I take off my shoes. They’ll have to stay. With the waves coming in and out the way they are, I won’t be able to swim with my shoes on.

I immerse myself in the cold water and start swimming. It’s at that point I accept this was a bad idea.

It’s the current—it’s too strong. As soon as I get in, it pulls me in the rage of the sea and I try to swim against it. I propel myself forward, swimming with everything inside me. Kicking against the waves and the rain that starts to fall heavily. Suddenly, the storm is upon me. Wind rushes through the water and pushes me to and fro. I swim, and I can’t see anymore where I’m going.

It’s all too much, and I’m so weak. I manage to turn my body around and see a rock just ahead of me. That was supposed to be where I was going. Beyond the rock is the beach. At least I think so.

I swim now, no longer thinking of Lurlene. I’m swimming for survival because I don’t want to die here. I can’t separate my tears from the water. It all blends into one.

I kick against the current and manage to get to the rock. I try to reach for it, but it’s so slippery it takes me a few tries before I can get a firm grip to pull myself up.

I only just manage to, but as I get up there, I see I’m no better off than I was. In a few minutes, I’ll have no choice and will be back in the sea when the tide pushes the waters higher.

“Willow!” a panicked voice calls to me. The voice in my dreams from the man who holds me. The man I shouldn’t have been with. “Willow!”

It’s Donny.

I turn my head and see him running down a path, but it all looks like water to me.

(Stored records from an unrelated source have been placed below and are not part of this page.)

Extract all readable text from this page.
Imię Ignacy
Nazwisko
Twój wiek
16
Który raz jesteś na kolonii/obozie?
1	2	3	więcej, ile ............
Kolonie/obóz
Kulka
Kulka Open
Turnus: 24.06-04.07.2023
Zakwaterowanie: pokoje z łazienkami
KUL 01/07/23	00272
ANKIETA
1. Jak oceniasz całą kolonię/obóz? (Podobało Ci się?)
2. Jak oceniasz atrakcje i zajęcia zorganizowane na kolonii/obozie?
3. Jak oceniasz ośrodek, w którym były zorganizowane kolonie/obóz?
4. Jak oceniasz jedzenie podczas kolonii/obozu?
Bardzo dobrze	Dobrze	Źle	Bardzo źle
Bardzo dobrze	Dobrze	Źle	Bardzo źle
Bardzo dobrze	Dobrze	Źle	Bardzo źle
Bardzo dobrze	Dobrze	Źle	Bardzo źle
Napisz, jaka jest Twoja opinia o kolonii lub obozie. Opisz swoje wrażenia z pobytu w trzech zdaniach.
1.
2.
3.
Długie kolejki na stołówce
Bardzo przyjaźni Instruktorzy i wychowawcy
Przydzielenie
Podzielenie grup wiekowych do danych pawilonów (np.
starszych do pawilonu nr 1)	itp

I reach my hand out and lose my grip, slipping off into the sea. An angry wave crashes into me as I do. I scream as it takes me down, pulling me under. I just managed to see Donny dive in.

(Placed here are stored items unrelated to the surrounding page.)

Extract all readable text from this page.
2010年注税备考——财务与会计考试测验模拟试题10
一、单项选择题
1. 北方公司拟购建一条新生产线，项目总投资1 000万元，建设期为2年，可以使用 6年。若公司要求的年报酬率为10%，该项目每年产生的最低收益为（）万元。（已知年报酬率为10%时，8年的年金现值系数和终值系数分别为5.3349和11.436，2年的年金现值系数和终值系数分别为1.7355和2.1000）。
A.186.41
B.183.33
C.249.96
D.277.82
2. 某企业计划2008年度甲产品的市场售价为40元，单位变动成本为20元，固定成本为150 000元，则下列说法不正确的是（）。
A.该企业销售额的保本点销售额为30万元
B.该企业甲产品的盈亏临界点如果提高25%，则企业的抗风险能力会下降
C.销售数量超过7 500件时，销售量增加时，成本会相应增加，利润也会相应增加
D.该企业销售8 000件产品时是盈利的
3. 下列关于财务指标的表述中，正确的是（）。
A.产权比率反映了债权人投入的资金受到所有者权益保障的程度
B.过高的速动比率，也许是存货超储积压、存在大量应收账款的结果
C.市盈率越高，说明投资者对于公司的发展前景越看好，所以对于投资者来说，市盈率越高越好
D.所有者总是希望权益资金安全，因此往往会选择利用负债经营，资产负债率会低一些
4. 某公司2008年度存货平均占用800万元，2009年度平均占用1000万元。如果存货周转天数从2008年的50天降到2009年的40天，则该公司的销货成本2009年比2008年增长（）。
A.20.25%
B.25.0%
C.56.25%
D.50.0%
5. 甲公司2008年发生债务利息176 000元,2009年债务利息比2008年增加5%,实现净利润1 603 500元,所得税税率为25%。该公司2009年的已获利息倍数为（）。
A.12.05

That’s all I saw. It’s probably the last thing I’ll see above water. My hands move, but the current is stronger and I’m deeper than I was before. I’m not used to swimming out to such deep, troubled waters. I hardly went in the sea when I was in LA, always opting for the pool.

I regret it now.

My body gives up, and I sink, deeper and deeper, until strong arms secure themselves around me and pull me up. I’m moving up and up, but I can’t focus beyond that part.

It’s not until I break through the water’s surface that I see him. His face is as troubled as the storm. It’s contorted in fear and worry, and the vein on the side of his head pulses as he swims forward with me secured in his arms, taking rough powerful strokes.

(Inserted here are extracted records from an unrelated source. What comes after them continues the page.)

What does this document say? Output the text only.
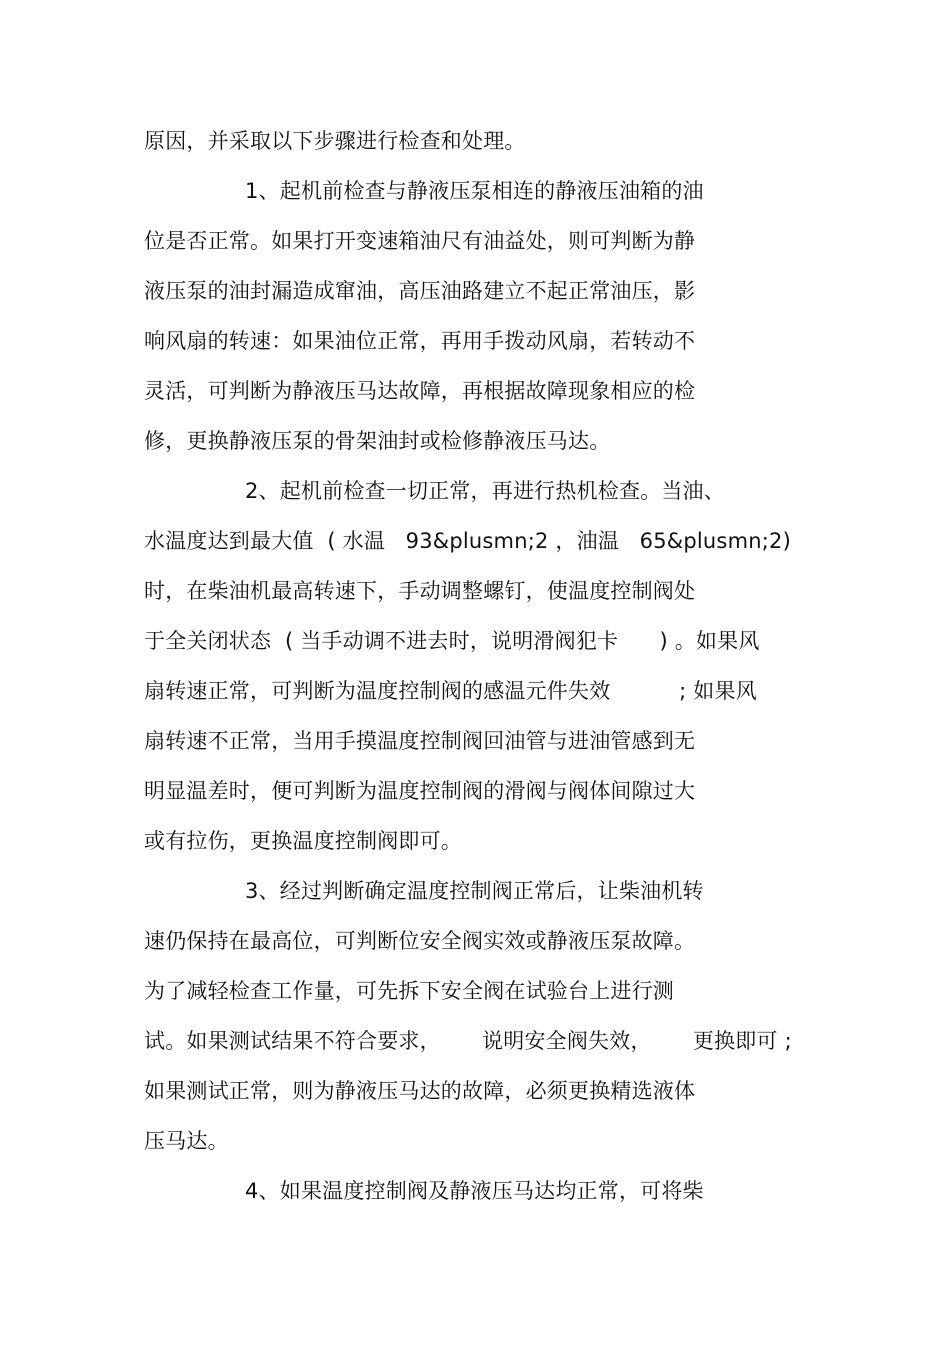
原因，并采取以下步骤进行检查和处理。
1、起机前检查与静液压泵相连的静液压油箱的油
位是否正常。如果打开变速箱油尺有油益处，则可判断为静
液压泵的油封漏造成窜油，高压油路建立不起正常油压，影
响风扇的转速：如果油位正常，再用手拨动风扇，若转动不
灵活，可判断为静液压马达故障，再根据故障现象相应的检
修，更换静液压泵的骨架油封或检修静液压马达。
2、起机前检查一切正常，再进行热机检查。当油、
水温度达到最大值  ( 水温   93&plusmn;2 ，油温   65&plusmn;2)
时，在柴油机最高转速下，手动调整螺钉，使温度控制阀处
于全关闭状态  ( 当手动调不进去时，说明滑阀犯卡      ) 。如果风
扇转速正常，可判断为温度控制阀的感温元件失效          ; 如果风
扇转速不正常，当用手摸温度控制阀回油管与进油管感到无
明显温差时，便可判断为温度控制阀的滑阀与阀体间隙过大
或有拉伤，更换温度控制阀即可。
3、经过判断确定温度控制阀正常后，让柴油机转
速仍保持在最高位，可判断位安全阀实效或静液压泵故障。
为了减轻检查工作量，可先拆下安全阀在试验台上进行测
试。如果测试结果不符合要求，      说明安全阀失效，      更换即可 ;
如果测试正常，则为静液压马达的故障，必须更换精选液体
压马达。
4、如果温度控制阀及静液压马达均正常，可将柴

“Donny,” I whisper his name, but no real words come out. My voice is carried away with the wind.

My head lulls to the side as I hear his name being called. I see Armand ahead. He’s standing on the shore. I see now that I definitely wouldn’t have made it. I couldn’t see my surroundings well enough to plan the escape I was hoping to make. Armand stands on a thin strip of land. He tosses a rope to us, and Donny catches it. Armand pulls us in, reeling us to safety.

Donny continues to hold me as we go up, then he carries me onto the shore where I start coughing, sputtering up the water that went down my throat.

“Are you okay?” Armand cries.

I nod and embarrassment fills me, turning me crimson against the shiver of the cold water that’s seeped into my bones. I shift my gaze to Donny and gasp when I see blood running down the side of his head. He wipes it away but more comes.

“Donny—”

He cuts me off by reaching for me, lifting me up and himself too to stand.

With a savage growl he grabs my shoulders and scowls deeply. Beads of water run down his face mingling with the rain. I’ve never seen him look so angry and he’s well in his right to be so. I could have gotten us both killed.

“What the fuck is wrong with you?” he shouts. “You want to get yourself killed? You think I brought you all the fucking way here for you to jump out of the fucking window and into the sea? You could have died Willow.”

I start to tremble, feeling very foolish.

“I’m sorry. I know it was stupid,” I attempt, trembling as my wet clothes cling to my skin.

“Yes it was fucking stupid.” His eyes blaze and snap wider. The sharp movement makes the blood start coming faster in a stream down from the top of his eye to his cheek covering the whole side of his face. Guilt sweeps through me at the sight. I don’t know when he hit his head. I don’t know when he got hurt but he did and it’s because of me.